Finite-size scaling of directed percolation in the steady state

TL;DR

This paper investigates finite-size scaling in directed percolation, a key non-equilibrium phase transition, through analytical and numerical methods, revealing new universal ratios and confirming results with simulations.

Contribution

It provides the first analytical derivation of finite-size scaling forms for directed percolation's moments and introduces a new ratio as a universal signature of the DP class.

Findings

Finite-size scaling forms derived analytically for DP moments.

Introduction of a new universal ratio analogous to Binder cumulant.

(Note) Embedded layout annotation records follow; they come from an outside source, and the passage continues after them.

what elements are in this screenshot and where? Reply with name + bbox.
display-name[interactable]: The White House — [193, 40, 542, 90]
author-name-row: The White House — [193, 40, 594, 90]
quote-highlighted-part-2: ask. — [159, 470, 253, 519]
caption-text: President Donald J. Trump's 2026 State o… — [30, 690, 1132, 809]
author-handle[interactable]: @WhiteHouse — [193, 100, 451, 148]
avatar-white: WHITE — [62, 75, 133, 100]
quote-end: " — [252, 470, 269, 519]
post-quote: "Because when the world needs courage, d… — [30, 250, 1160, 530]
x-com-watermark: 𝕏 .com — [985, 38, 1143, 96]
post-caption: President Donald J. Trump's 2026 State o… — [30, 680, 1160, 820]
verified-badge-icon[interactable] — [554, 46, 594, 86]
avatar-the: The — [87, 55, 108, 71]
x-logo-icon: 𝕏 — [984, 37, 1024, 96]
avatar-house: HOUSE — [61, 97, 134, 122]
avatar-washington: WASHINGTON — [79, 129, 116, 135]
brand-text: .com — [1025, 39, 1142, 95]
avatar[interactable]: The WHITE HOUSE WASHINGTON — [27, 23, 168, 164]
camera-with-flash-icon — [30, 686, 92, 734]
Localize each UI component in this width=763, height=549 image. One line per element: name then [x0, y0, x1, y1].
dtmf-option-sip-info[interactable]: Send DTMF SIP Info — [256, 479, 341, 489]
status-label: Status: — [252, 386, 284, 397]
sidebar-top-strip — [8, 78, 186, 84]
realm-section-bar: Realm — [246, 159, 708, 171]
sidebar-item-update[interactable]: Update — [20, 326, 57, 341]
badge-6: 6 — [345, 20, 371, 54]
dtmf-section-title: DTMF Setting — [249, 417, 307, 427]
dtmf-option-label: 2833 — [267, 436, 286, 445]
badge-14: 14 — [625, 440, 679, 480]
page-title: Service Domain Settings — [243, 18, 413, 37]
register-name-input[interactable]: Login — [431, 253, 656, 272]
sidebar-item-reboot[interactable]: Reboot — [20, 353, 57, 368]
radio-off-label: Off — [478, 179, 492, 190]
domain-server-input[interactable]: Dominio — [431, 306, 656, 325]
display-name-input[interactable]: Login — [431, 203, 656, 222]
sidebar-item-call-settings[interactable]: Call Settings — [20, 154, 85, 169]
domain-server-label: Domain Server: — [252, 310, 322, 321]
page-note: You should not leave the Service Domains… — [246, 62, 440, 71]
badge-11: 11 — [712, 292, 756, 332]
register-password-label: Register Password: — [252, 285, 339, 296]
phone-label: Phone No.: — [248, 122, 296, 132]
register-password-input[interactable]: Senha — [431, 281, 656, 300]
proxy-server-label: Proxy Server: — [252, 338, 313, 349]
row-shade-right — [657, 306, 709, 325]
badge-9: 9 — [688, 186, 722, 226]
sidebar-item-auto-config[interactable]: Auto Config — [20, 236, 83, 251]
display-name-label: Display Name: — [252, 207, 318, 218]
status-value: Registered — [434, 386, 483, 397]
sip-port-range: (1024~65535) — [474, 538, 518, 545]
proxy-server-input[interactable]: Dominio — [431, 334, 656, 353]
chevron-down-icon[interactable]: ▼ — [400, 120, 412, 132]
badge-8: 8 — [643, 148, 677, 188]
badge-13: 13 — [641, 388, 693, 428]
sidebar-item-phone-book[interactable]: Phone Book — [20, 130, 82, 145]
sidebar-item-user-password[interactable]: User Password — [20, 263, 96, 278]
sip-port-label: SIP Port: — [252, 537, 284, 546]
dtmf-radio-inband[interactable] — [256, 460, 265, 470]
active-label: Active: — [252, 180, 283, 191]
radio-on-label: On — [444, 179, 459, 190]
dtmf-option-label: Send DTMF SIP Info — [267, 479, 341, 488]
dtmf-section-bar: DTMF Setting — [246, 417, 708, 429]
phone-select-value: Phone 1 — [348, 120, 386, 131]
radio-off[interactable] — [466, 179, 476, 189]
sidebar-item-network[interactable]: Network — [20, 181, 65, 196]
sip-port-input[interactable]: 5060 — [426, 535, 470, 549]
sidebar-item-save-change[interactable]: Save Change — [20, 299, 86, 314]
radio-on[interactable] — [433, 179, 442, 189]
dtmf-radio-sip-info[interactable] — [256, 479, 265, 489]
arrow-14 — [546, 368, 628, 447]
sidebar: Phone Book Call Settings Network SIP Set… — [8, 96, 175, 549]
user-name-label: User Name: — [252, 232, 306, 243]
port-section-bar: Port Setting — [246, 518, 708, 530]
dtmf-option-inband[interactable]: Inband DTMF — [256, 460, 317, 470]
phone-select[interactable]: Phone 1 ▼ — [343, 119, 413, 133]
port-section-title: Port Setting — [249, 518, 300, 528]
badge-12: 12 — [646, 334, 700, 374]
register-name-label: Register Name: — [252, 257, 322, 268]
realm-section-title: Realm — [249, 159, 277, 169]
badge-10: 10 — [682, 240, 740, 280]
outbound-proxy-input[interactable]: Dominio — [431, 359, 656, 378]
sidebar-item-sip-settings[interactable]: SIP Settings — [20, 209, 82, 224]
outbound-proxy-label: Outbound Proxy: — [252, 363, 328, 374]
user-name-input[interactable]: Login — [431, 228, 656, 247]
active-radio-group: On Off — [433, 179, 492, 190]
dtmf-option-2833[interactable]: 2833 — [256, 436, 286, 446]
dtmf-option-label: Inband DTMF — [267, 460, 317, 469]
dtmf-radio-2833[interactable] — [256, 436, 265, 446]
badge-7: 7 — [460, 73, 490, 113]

Monte Carlo simulations confirm analytical predictions.

Abstract

Recently, considerable progress has been made in understanding finite-size scaling in equilibrium systems. Here, we study finite-size scaling in non-equilibrium systems at the instance of directed percolation (DP), which has become the paradigm of non-equilibrium phase transitions into absorbing states, above, at and below the upper critical dimension. We investigate the finite-size scaling behavior of DP analytically and numerically by considering its steady state generated by a homogeneous constant external source on a d-dimensional hypercube of finite edge length L with periodic boundary conditions near the bulk critical point. In particular, we study the order parameter and its higher moments using renormalized field theory. We derive finite-size scaling forms of the moments in a one-loop calculation. Moreover, we introduce and calculate a ratio of the order parameter moments that plays a similar role in the analysis of finite size scaling in absorbing nonequilibrium processes as the famous Binder cumulant in equilibrium systems and that, in particular, provides a new signature of the DP universality class. To complement our analytical work, we perform Monte Carlo simulations which confirm our analytical results.